Luego hay cosas de juzgado de guardia. Uno no sabe si la copia que ha visto hace un rato en el cine estaba mal cortada o que el cameraman tenía la ventanilla mal abierta. Porque, vamos a ver, si yo voy a mostrar tres cofres tres (oro, plata, plomo) para que el pretendiente de turno elija, lo más normal sería mostrar un barrido o un plano pelín abierto que nos mostrara a los tres, ¿no? Pues no. Aquí lo que vemos es un plano cercano, donde apenas se ve un cachito de superficie de la tapa y el resto, el príncipe negro y su corte de risueños bereberes. Y ya está. Lo mismo con el bello parlamento de Shylock (aquello de "Si nos pincháis, ¿no sangramos?") donde el bueno de Al Pacino intenta dar fuerza al gesto moviendo las manos... y, sí, exacto, el plano lo corta justo por debajo de la primera falange.

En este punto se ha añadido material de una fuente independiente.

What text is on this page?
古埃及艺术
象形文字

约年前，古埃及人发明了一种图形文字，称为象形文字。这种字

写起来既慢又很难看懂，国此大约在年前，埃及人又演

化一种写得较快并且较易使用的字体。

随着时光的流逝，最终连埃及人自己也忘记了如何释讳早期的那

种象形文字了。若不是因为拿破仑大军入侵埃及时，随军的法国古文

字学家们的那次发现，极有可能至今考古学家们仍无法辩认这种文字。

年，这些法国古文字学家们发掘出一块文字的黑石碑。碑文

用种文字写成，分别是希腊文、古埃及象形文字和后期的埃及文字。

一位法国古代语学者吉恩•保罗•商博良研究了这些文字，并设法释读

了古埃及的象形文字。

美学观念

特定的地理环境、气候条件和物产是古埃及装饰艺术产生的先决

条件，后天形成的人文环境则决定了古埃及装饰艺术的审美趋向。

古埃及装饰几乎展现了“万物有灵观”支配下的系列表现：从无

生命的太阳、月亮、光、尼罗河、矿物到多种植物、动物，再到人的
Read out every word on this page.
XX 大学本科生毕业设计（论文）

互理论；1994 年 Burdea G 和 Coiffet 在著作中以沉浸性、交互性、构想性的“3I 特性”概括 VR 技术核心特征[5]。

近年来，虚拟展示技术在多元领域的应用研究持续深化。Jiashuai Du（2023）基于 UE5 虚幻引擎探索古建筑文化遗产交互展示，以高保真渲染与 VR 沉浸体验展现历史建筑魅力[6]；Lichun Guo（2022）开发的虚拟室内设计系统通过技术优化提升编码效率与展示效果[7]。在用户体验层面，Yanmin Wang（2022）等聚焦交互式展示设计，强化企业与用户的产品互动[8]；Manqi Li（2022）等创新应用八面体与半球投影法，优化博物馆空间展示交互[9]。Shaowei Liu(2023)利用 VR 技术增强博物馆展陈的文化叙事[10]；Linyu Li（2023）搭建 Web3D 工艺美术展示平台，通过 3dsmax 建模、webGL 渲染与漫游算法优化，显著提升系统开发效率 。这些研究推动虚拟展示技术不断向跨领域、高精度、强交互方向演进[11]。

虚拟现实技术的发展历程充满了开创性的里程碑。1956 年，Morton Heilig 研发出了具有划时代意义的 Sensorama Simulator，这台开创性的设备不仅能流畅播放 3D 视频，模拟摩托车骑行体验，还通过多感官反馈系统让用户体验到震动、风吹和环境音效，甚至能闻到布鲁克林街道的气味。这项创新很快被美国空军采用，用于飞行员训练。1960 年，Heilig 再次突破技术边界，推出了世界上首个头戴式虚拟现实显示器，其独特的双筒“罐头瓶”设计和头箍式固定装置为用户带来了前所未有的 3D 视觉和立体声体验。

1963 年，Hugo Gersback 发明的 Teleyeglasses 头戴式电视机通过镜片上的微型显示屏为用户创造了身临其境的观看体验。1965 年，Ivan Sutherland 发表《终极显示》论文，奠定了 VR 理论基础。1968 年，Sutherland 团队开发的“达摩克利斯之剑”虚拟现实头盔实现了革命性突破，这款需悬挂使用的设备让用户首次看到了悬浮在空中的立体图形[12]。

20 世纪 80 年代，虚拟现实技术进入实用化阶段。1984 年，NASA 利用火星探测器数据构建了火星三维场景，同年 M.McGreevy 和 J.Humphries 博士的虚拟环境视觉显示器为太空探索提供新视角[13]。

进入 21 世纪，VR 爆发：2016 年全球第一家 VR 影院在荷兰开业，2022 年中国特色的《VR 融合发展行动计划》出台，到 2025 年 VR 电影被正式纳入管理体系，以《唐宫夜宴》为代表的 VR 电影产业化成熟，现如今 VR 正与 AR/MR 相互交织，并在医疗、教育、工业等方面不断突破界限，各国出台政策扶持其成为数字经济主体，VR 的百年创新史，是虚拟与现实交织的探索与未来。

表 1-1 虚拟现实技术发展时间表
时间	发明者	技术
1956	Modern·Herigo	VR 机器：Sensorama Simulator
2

Con todo, si uno es capaz de sobrevivir a la primera hora de tediosos planos con flush, música de cámara, pilinguis venecianas con las tetas fueras y gente fea, muy fea, el momento del juicio tiene garra y la escena final entre los enamorados se hace simpática. Porque Shakespeare sigue siendo mucho Shakespeare, claro, no porque el director esté a la altura.
Imaginen ustedes la que se nos puede venir encima: un Otelo que mate a Desdémona, siendo ya Desdémona mulata. Una Lady MacBeth que irá a misa y tendrá remordimientos porque, ay, por accidente empujó a su esposo para que empalara al rey de Escocia con su espada. Unos Romeo y Julieta que cambien el balcón de época por una piscina climatizada... Uuyuyuy..... viejo Will, no sabes lo que te pueden acabar haciendo, maestro.